Christoph von Riegen: Trecker-Protest

Der Obstbauer demonstrierte mit vielen Kollegen gegen den geplanten Anschluss der Alten Süderelbe an die Tideelbe.

Hamburg. Was er geworden wäre, wenn nicht Obstbauer? Christoph von Riegen lacht: Was anderes als Obstbauer – unmöglich! Wie sein Vater und der Großvater arbeitet der 28-Jährige mit großer Leidenschaft auf dem Familienbetrieb im Alten Land.

Und weil ihm der Beruf so viel bedeutet, demonstrierte er gestern mit vielen Kollegen auf Treckern in der City gegen den geplanten Anschluss der Alten Süderelbe an die Tideelbe. Dieses Projekt, sagt Christoph von Riegen, gefährde wegen möglicher Überschwemmungen auch sein Land. Auf seinem Hof hat er sich auf Äpfel- und Kirschbäume spezialisiert.

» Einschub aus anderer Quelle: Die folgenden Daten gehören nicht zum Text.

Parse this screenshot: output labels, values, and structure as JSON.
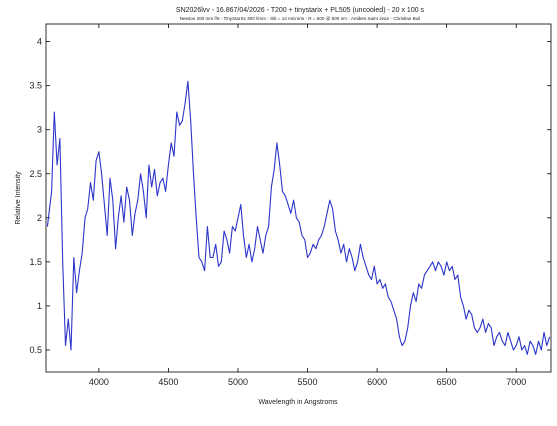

Eine Arbeit, die es in sich hat: Die Bäume werden von Hand beschnitten, in der Erntezeit arbeitet von Riegen bis zu zwölf Stunden pro Tag. Manchmal gehören auch Nachtschichten dazu. Und selbst im Winter ist viel zu tun: Dann verkauft von Riegen Weihnachtsbäume. Derzeit erwarten er und seine Frau ihr erstes Kind – ein Mädchen. Vielleicht, so hofft er, wird es später einmal in seine Fußstapfen treten.